Janusz Makowski

Personal information
- Full name: Janusz Makowski
- Date of birth: 19 June 1951
- Place of birth: Gdańsk, Poland
- Date of death: 2 March 2023 (aged 71)
- Height: 1.79 m (5 ft 10 in)
- Position(s): Left-back

Senior career*
- Years: Team / Apps / (Gls)
- 1970–1981: Lechia Gdańsk / 194 / (9)
- 1981–1984: Olimpia Elbląg

= Janusz Makowski =

Polish footballer

Janusz Makowski (19 June 1951 – 2 March 2023) was a Polish footballer who played as a left-back.

==Biography==
Makowski started playing football in school with Zdzisław Puszkarz, following Puszkarz into joining the Lechia Gdańsk youth teams. Makowski broke into the Lechia first team in 1970, making his debut on 24 May 1970 against Gwardia Koszalin in the III liga.
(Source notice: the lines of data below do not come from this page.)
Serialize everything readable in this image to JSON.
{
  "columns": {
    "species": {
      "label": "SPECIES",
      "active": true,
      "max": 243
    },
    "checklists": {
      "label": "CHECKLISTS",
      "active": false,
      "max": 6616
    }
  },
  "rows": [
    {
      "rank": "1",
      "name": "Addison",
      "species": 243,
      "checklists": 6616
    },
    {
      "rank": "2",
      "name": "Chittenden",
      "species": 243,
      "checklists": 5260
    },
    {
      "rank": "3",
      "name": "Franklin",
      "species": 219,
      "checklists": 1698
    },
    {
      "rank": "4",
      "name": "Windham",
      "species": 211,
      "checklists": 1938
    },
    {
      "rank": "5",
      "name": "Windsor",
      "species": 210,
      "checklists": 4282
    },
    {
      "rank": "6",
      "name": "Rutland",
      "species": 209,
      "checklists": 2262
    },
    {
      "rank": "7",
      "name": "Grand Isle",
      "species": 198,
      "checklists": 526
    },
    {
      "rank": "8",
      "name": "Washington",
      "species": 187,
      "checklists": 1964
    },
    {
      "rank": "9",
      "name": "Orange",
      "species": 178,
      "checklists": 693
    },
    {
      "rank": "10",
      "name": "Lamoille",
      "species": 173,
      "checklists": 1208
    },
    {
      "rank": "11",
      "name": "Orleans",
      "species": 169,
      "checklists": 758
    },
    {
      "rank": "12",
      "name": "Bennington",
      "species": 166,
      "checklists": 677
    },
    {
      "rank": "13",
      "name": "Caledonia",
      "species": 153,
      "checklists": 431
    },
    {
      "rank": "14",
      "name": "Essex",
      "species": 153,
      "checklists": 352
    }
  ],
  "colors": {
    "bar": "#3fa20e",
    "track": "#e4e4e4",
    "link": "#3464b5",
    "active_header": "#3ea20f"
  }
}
Makowski struggled to force his way into the team over the next few seasons until the 1973–74 season when he got into double figures with appearances for the first time, by this point, with Lechia playing in the II liga. Over the next seven seasons Makowski was part of a Lechia team that finished in 3rd place once and runners-up three times, coming closest to promotion in the 1975–1976 season when promotion went down to who won between Lechia or Arka Gdynia, with Arka ultimately winning the tie and Makowski being shown a red card after the game. Makowski spent over a decade with Lechia, making a total of 209 appearances, scoring 11 goals in all competitions. After his time at Lechia he joined Olimpia Elbląg for three seasons before returning to Gdańsk in 1984.